A misconception that needs to be cleared up concerns the term “Likonomics,” which was bandied about in the media for a while following the Chinese Communist Party’s (CCP) 18th National Congress in November 2012.
“Likonomics” refers to Chinese Premier Li Keqiang’s (李克強) economic ideas, and its salient features are: no stimulus, deleveraging and structural reform. However, these ideas soon disappeared because the CCP’s traditional leadership model of a “two-horse carriage,” with the general secretary looking after politics while the premier of the State Council takes care of the economy, has been unhitched by Chinese President and CCP General Secretary Xi Jinping (習近平).
Although Li is the one who carries out China’s economic policy decisions and explains them to the public, it is Xi who is making the decisions behind the scenes. That means that there is really no longer such a thing as “Likonomics,” only “Xiconomics,” but even “Xiconomics” has clearly reached the end of the line.
The main feature of China’s economic growth is that it is investment-led. A tide of land development driven by infrastructure construction, along with local and regional governments’ fiscal hunger following reforms to the tax system, has driven investment in real estate and quickly became key economic drivers on a par with infrastructure construction and exports.
Although investment-led economic growth has achieved spectacular results, it also brought no end of problems in its wake. In the medium to long term, the main problems are excess productive capacity, falling efficiency of investment, inefficiency in infrastructure construction and an increase in banks’ non-performing loans.
In this respect, the biggest target for criticism has been the 4 trillion yuan (US$644 billion) fiscal expansion plan implemented in response to the global financial crisis by Li’s predecessor, Wen Jiabao (溫家寶). Although this measure allowed China’s economy to recover at the end of 2009, it also gave rise to new problems, including excessive debts, an overheated real estate market and increased financial risks for local governments.
Since Xi took office, he has been touting the idea of a “new normal” for China’s economic development. The thrust of this idea is to get away from the past model that focused solely on raising GDP and stimulating economic growth, and to gradually get the nation’s economic growth rate to stabilize at a relatively low pace of about 7 percent. It emphasizes adjusting China’s economic structure and strengthening the role of market mechanisms.
These are the basic proposals of Xi’s economic policies, which are markedly different from the previous model of using fiscal expansion to promote economic growth.

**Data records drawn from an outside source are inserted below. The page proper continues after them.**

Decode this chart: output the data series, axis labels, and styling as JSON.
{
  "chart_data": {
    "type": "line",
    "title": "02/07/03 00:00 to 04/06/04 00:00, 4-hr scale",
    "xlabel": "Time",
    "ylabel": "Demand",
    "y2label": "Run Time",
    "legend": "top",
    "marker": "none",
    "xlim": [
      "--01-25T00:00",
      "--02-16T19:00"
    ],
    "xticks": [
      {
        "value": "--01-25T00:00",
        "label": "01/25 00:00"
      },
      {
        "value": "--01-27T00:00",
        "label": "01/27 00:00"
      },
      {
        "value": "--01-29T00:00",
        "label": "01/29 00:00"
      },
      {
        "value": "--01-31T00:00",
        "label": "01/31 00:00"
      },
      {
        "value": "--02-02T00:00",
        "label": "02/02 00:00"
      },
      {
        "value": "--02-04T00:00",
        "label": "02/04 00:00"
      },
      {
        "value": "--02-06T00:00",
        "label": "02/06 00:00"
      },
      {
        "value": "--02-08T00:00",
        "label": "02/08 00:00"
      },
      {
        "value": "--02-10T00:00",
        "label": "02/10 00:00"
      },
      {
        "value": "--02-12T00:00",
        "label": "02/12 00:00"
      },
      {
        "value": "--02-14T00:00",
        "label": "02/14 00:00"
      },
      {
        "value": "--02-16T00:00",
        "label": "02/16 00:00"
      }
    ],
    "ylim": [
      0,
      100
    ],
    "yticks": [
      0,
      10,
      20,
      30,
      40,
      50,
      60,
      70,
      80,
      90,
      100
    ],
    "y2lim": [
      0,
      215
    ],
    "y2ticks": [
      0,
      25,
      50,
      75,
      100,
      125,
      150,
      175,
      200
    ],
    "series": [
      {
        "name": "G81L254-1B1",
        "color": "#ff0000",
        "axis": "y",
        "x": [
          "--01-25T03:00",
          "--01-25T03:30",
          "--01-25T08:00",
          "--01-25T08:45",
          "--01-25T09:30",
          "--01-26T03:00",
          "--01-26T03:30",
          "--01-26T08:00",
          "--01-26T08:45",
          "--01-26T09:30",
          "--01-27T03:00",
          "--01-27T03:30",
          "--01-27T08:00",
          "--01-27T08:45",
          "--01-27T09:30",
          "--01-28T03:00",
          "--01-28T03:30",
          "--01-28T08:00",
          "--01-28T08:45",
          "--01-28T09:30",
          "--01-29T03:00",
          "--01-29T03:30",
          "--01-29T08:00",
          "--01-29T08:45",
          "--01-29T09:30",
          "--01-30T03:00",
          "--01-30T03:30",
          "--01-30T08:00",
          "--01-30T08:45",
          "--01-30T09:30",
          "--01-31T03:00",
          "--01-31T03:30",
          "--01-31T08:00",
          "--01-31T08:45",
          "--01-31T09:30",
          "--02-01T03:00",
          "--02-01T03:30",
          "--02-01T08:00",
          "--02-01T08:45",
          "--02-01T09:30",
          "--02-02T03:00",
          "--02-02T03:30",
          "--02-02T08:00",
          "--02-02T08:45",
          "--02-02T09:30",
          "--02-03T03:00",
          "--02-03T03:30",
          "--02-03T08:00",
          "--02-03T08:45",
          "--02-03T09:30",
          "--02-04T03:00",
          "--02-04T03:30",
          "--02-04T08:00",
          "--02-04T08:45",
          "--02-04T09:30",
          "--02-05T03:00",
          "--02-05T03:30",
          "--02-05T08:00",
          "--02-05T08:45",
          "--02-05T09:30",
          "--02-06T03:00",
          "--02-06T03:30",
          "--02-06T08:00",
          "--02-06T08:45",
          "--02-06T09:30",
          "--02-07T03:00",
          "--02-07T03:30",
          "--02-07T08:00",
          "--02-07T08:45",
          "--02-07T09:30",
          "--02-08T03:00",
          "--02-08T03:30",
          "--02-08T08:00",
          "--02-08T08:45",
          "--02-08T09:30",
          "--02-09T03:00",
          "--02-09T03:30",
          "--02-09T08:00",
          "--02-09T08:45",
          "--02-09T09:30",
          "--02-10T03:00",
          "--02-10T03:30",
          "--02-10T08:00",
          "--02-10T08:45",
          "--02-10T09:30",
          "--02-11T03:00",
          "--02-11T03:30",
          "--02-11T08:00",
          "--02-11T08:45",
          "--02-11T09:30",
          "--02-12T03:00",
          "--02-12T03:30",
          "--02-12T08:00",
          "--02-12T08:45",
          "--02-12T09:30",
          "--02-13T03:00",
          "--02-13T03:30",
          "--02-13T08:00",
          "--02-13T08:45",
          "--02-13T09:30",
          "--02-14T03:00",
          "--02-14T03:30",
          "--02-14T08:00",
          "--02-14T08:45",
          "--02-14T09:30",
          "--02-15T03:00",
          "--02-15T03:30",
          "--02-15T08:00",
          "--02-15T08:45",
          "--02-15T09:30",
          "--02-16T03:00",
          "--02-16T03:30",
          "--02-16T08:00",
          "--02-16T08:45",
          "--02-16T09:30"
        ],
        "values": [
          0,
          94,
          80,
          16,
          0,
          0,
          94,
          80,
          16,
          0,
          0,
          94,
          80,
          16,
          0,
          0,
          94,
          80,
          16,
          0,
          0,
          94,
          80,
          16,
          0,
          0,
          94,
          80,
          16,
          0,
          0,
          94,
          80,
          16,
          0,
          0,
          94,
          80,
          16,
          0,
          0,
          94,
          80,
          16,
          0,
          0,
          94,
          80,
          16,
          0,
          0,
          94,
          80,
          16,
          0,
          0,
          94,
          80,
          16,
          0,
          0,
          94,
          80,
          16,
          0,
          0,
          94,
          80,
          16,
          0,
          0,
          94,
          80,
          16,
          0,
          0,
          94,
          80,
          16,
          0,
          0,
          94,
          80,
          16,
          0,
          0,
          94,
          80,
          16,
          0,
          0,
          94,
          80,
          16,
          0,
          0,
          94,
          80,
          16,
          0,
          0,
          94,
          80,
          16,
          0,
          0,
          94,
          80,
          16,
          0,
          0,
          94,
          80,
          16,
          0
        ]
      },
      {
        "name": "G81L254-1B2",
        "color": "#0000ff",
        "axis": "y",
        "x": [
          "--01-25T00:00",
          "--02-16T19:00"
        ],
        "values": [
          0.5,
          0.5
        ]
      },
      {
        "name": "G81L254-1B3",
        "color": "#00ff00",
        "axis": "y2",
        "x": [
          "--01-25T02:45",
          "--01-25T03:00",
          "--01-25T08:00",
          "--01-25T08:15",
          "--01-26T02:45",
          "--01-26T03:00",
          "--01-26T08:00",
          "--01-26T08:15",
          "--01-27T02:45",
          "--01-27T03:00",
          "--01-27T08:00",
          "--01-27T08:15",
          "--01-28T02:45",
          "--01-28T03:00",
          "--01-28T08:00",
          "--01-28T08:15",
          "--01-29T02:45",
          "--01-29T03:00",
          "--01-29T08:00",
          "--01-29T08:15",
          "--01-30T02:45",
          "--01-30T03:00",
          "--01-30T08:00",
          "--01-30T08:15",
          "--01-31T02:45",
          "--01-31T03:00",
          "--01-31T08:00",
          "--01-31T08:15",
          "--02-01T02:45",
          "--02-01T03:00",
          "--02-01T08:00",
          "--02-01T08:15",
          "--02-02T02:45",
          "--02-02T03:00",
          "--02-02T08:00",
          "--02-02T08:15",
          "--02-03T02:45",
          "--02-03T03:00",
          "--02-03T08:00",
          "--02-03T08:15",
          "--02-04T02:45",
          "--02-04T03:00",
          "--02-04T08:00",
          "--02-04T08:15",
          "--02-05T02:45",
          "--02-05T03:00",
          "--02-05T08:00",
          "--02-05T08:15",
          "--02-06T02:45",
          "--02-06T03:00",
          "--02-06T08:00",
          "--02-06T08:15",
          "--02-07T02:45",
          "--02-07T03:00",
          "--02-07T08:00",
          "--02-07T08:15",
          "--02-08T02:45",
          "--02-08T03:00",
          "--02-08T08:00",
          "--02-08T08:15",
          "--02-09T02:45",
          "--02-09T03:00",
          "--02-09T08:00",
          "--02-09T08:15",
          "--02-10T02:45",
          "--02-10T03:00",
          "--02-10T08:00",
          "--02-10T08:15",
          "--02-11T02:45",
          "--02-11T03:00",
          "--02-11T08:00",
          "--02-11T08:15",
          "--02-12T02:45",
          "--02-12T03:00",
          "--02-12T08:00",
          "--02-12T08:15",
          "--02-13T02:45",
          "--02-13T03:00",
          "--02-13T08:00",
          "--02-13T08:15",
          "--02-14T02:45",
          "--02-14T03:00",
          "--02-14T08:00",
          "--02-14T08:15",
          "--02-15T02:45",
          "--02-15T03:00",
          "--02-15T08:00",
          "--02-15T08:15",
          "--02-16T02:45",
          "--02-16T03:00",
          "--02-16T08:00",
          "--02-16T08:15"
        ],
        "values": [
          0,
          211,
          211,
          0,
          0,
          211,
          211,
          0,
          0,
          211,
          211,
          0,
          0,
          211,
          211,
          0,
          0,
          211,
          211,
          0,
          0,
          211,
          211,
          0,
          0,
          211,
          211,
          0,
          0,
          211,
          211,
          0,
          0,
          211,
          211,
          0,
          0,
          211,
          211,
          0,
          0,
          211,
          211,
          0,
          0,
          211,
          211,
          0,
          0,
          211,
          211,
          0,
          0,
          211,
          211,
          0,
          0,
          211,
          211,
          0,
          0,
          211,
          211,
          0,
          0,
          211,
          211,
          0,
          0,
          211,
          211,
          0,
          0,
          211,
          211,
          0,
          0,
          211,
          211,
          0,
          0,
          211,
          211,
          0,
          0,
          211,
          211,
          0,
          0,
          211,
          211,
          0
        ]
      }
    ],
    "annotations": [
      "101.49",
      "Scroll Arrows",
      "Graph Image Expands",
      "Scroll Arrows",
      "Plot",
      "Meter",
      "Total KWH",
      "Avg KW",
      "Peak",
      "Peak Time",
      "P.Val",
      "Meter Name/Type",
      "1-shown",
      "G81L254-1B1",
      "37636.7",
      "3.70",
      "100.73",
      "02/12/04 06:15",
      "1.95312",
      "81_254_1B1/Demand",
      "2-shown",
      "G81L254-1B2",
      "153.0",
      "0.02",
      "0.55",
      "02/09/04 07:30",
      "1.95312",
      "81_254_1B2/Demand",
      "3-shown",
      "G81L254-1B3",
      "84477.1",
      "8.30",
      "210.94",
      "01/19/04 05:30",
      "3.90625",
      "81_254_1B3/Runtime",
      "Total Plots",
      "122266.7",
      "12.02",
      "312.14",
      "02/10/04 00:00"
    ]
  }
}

This “new normal” may sound good, but has the Chinese government really put it into practice?
According to official media reports, China’s producer price index (PPI) has fallen for 34 months in a row, and this trend has come to be seen as the greatest potential risk that could lead to deflation. Actually, this is an old problem and it is more a result of excess capacity and insufficient demand. In Japan’s case, its economy has been struggling with deflation throughout its “three lost decades,” up until today.
China’s experience of fighting deflation is basically that it has got out of the deflationary quagmire by applying relaxed monetary and fiscal policies. So, does Xi offer any new way out? No.
First, infrastructure investment is still being used as the driving force for overcoming excess productive capacity. At the end of last year, the State Council approved infrastructure projects in seven major categories requiring a total investment of 10 trillion yuan, 7 trillion of which is to be invested this year.
Second, beginning in November last year, the People’s Bank of China has lowered interest rates three times in a row and cut banks’ reserve requirement ratio twice in order to stimulate growth in investment.
The third and most recent measure has been to artificially push up stock market indices, which is tantamount to intentionally creating a stock market bubble.
These “three arrows” of Xi’s economic policies are all oriented toward fiscal stimulus. Evidently, “Xiconomics” is just walking the same old path in a new pair of shoes.
The move from “Likonomics” to “Xiconomics” is really a retreat from structural reform back to the old path of using quantitative easing to stimulate economic growth, and it brings “deep reform” to a standstill.
If this trend continues, it will be impossible to resolve the Chinese economy’s longstanding contradictions, and indeed they are likely to keep on piling up.
If this kind of economic stimulus policy could overcome the downward pressure on China’s economy, then all well and good. However, if Wen’s 4 trillion yuan could not solve the problem, can Xi’s 7 trillion yuan fix it? Of course not.
A few days ago, HSBC published its preliminary purchasing managers’ index (PMI) for China for last month. Although the index rose from 49.2 in May to 49.6 last month, it is still below 50, which marks the dividing line between expansion and contraction in the manufacturing sector.
The index has now been signaling contraction for four months in succession, showing that the Chinese government’s loosening of the money supply over the preceding period has had a very limited effect.
A soaring stock market, for its part, gives very little support to consumption. It is estimated that a 10 percent rise in stock market indices can only generate a 0.2 percent rise in consumption, which is a mere drop in the ocean.
All in all, the Chinese economy’s downward trend is unstoppable, and “Xiconomics” has clearly run out of steam.
Wang Dan, an exiled Chinese dissident, is a visiting associate professor at National Tsing Hua University’s College of Humanities and Social Sciences.